Seperti apakah rasanya hidup menjadi orang yang tak dimaui? Tanyakan pertanyaan ini padanya. Jika dia bisa berkata-kata, maka yakinlah dia akan melancarkan jawabnya. Konon dia lahir tanpa diminta. Korban gagal gugur kandung dari seorang perempuan. Hasil sebuah hubungan gelap yang dilaknat warga dan Tuhan. Perempuan yang saat ini disebut “ibunya” bukanlah ibu yang sebenarnya. Dia hanya inang yang berkasihan lalu bergantian menyusui lapar mulut dua orang bayi; bayinya sendiri dan bayi berwajah penyok yang dibuang orang di pinggir kampung.

Dulu, wanita berwajah penyok tidak dipasung. Kala itu dia sudah mulai besar dan suka berjalan keliling kampung. Dia tidak suka mandi dan cenderung membiarkan tubuhnya berkotor-kotor ria dengan pakaian yang tak pernah diganti. Dia sangat dekil. Anak-anak kecil suka membuntutinya, berjalan di belakang lalu menyambitinya dengan kerikil. Suatu hari yang biasa; siang terang dan wanita berwajah penyok tengah keliling kampung sendiri saat anak-anak kecil sepulang sekolah itu mulai mengekori dan menyambiti punggungnya di belakang.

Awalnya, ulah anak-anak itu tak terlalu dipedulikannya. Tetapi semakin dia berdiam, semakin jadi anak-anak itu menyambiti, seperti diberi pintu lebar untuk menyakiti dirinya. Maka, wanita berwajah penyok mengambil sebongkah batu. Tangannya yang dekil melemparkan batu itu ke arah anak-anak. Seorang anak bengal berkepala peyang terkena timpukannya. Membuat jidatnya terluka. Darah segar mengocor dari situ, mengubah seragam putihnya menjadi merah. Dia pulang ke rumah mengadu kepada ibunya, sementara anak-anak lain menjadi takut dan bubar satu-satu.

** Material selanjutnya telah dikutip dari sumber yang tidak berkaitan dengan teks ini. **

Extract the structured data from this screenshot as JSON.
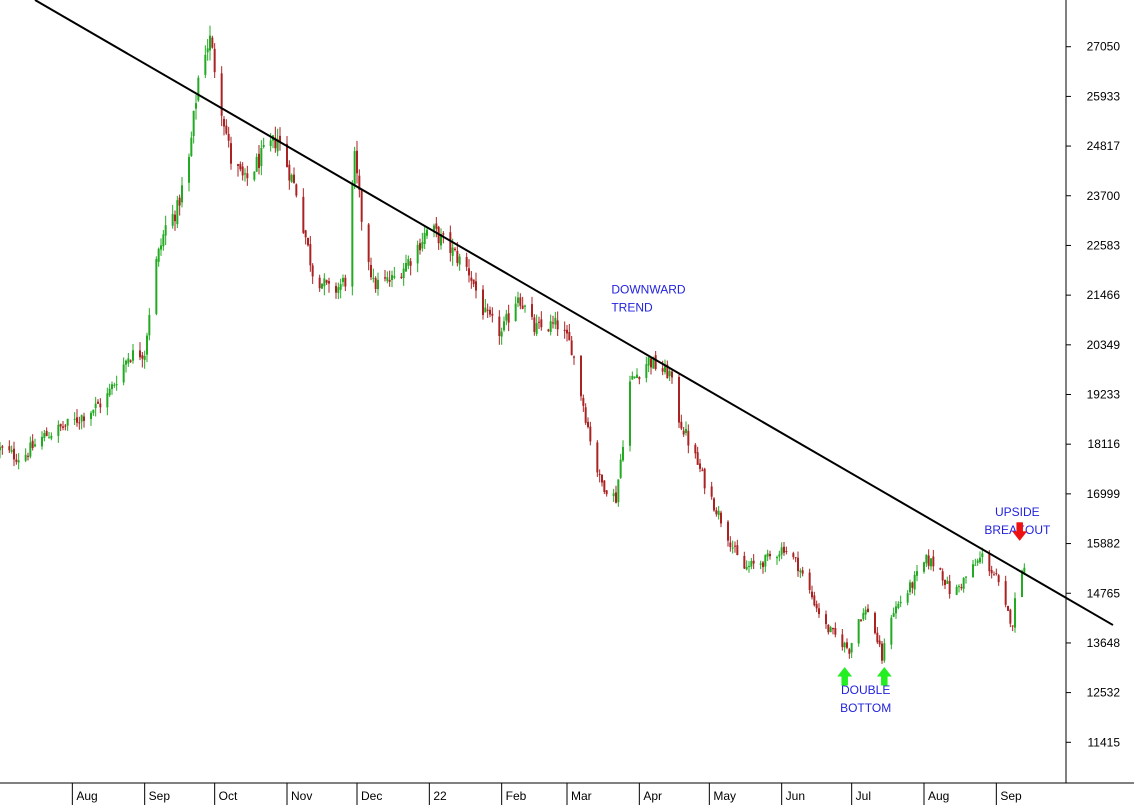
{
  "colors": {
    "up": "#22aa22",
    "down": "#aa2222",
    "trendline": "#000000",
    "annotation_text": "#2222dd",
    "double_bottom_arrow": "#22ee22",
    "breakout_arrow": "#ee1111",
    "axis": "#000000",
    "background": "#ffffff"
  },
  "chart_data": {
    "type": "candlestick",
    "title": "",
    "xlabel": "",
    "ylabel": "",
    "ylim": [
      10500,
      28100
    ],
    "x_range": [
      "2021-07-01",
      "2022-09-30"
    ],
    "y_ticks": [
      27050,
      25933,
      24817,
      23700,
      22583,
      21466,
      20349,
      19233,
      18116,
      16999,
      15882,
      14765,
      13648,
      12532,
      11415
    ],
    "x_ticks": [
      {
        "label": "Aug",
        "date": "2021-08-01"
      },
      {
        "label": "Sep",
        "date": "2021-09-01"
      },
      {
        "label": "Oct",
        "date": "2021-10-01"
      },
      {
        "label": "Nov",
        "date": "2021-11-01"
      },
      {
        "label": "Dec",
        "date": "2021-12-01"
      },
      {
        "label": "22",
        "date": "2022-01-01"
      },
      {
        "label": "Feb",
        "date": "2022-02-01"
      },
      {
        "label": "Mar",
        "date": "2022-03-01"
      },
      {
        "label": "Apr",
        "date": "2022-04-01"
      },
      {
        "label": "May",
        "date": "2022-05-01"
      },
      {
        "label": "Jun",
        "date": "2022-06-01"
      },
      {
        "label": "Jul",
        "date": "2022-07-01"
      },
      {
        "label": "Aug",
        "date": "2022-08-01"
      },
      {
        "label": "Sep",
        "date": "2022-09-01"
      }
    ],
    "close_waypoints": [
      [
        "2021-07-01",
        18000
      ],
      [
        "2021-07-10",
        17800
      ],
      [
        "2021-07-20",
        18300
      ],
      [
        "2021-08-01",
        18600
      ],
      [
        "2021-08-15",
        19100
      ],
      [
        "2021-08-25",
        20100
      ],
      [
        "2021-09-01",
        20200
      ],
      [
        "2021-09-05",
        22000
      ],
      [
        "2021-09-10",
        23000
      ],
      [
        "2021-09-15",
        23400
      ],
      [
        "2021-09-20",
        24500
      ],
      [
        "2021-09-25",
        26800
      ],
      [
        "2021-09-29",
        27200
      ],
      [
        "2021-10-03",
        26000
      ],
      [
        "2021-10-08",
        24500
      ],
      [
        "2021-10-14",
        24000
      ],
      [
        "2021-10-20",
        24500
      ],
      [
        "2021-10-28",
        25000
      ],
      [
        "2021-11-05",
        23800
      ],
      [
        "2021-11-12",
        22000
      ],
      [
        "2021-11-20",
        21500
      ],
      [
        "2021-11-26",
        21800
      ],
      [
        "2021-11-30",
        24500
      ],
      [
        "2021-12-03",
        23200
      ],
      [
        "2021-12-08",
        21700
      ],
      [
        "2021-12-16",
        21800
      ],
      [
        "2021-12-24",
        22300
      ],
      [
        "2022-01-01",
        23000
      ],
      [
        "2022-01-10",
        22500
      ],
      [
        "2022-01-18",
        22000
      ],
      [
        "2022-01-25",
        21000
      ],
      [
        "2022-02-01",
        20600
      ],
      [
        "2022-02-08",
        21500
      ],
      [
        "2022-02-15",
        20700
      ],
      [
        "2022-02-25",
        20800
      ],
      [
        "2022-03-03",
        20300
      ],
      [
        "2022-03-10",
        18500
      ],
      [
        "2022-03-15",
        17300
      ],
      [
        "2022-03-22",
        16900
      ],
      [
        "2022-03-28",
        19500
      ],
      [
        "2022-04-05",
        20000
      ],
      [
        "2022-04-10",
        19800
      ],
      [
        "2022-04-14",
        19700
      ],
      [
        "2022-04-18",
        18700
      ],
      [
        "2022-04-25",
        17800
      ],
      [
        "2022-05-01",
        17000
      ],
      [
        "2022-05-08",
        16200
      ],
      [
        "2022-05-15",
        15300
      ],
      [
        "2022-05-25",
        15500
      ],
      [
        "2022-06-02",
        15800
      ],
      [
        "2022-06-08",
        15400
      ],
      [
        "2022-06-13",
        14800
      ],
      [
        "2022-06-20",
        14000
      ],
      [
        "2022-06-26",
        13700
      ],
      [
        "2022-06-30",
        13500
      ],
      [
        "2022-07-04",
        14200
      ],
      [
        "2022-07-08",
        14400
      ],
      [
        "2022-07-12",
        13700
      ],
      [
        "2022-07-14",
        13300
      ],
      [
        "2022-07-18",
        14300
      ],
      [
        "2022-07-25",
        14800
      ],
      [
        "2022-08-02",
        15500
      ],
      [
        "2022-08-07",
        15400
      ],
      [
        "2022-08-13",
        14700
      ],
      [
        "2022-08-20",
        15200
      ],
      [
        "2022-08-26",
        15600
      ],
      [
        "2022-09-01",
        15100
      ],
      [
        "2022-09-05",
        14400
      ],
      [
        "2022-09-08",
        14100
      ],
      [
        "2022-09-11",
        15500
      ],
      [
        "2022-09-13",
        15300
      ]
    ],
    "trendline": {
      "start": [
        "2021-07-16",
        28100
      ],
      "end": [
        "2022-10-21",
        14050
      ]
    },
    "annotations": [
      {
        "lines": [
          "DOWNWARD",
          "TREND"
        ],
        "date": "2022-03-20",
        "value": 21500
      },
      {
        "lines": [
          "DOUBLE",
          "BOTTOM"
        ],
        "date": "2022-07-07",
        "value": 12500
      },
      {
        "lines": [
          "UPSIDE",
          "BREAKOUT"
        ],
        "date": "2022-09-10",
        "value": 16500
      }
    ],
    "markers": [
      {
        "kind": "double_bottom_arrow",
        "date": "2022-06-28",
        "value": 13100
      },
      {
        "kind": "double_bottom_arrow",
        "date": "2022-07-15",
        "value": 13100
      },
      {
        "kind": "breakout_arrow",
        "date": "2022-09-11",
        "value": 15950
      }
    ]
  }
}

Selanjutnya, sebuah drama yang bisa diduga terjadi. Sore itu juga ibu si anak datang ke rumah wanita berwajah penyok. Ia mengomel dan menggoblok-gobloki wanita berwajah penyok yang ketakutan bersembunyi di pojokan. Ibu si anak menunjukkan luka perban di kepala anaknya akibat perbuatan wanita berwajah penyok. Ia bahkan mengutuki dan berkata bahwa wanita berwajah penyok hanyalah pembawa petaka yang seharusnya dipasung saja sebab dia mirip dengan manusia pun tidak.

Dengan terpaksa, keluarga wanita berwajah penyok akhirnya memutuskan untuk memasung dirinya pada sebuah ruangan kecil yang tak bisa disebut manusiawi dekat tanah pekuburan. Sejak itu wanita berwajah penyok tinggal di dalamnya. Bulan berganti tahun, tanpa tahu itu malam atau siang. Wanita berwajah penyok tetap di dalamnya tanpa ada orang yang mengingat keberadaannya. Ia hanya dikunjungi orang yang mengantar makanannya saja. Saat dia merasa lapar, kupingnya ditajamkan akan langkah kaki yang akan mendekat ke ruang pasungnya. Lalu menanti lubang kecil di bawah pintu itu dibuka hingga sebuah tangan akan mengulurkan makanan seadanya. Ia mulai terbiasa; makan, pipis, dan eek di tempat yang sama. Orang yang membersihkan ruang pasungnya pun sangat jarang hingga suatu hari tak pernah ada lagi yang datang membersihkannya. Ah, lagi pula hidungnya pun telah kedap terhadap bau yang tak sedap.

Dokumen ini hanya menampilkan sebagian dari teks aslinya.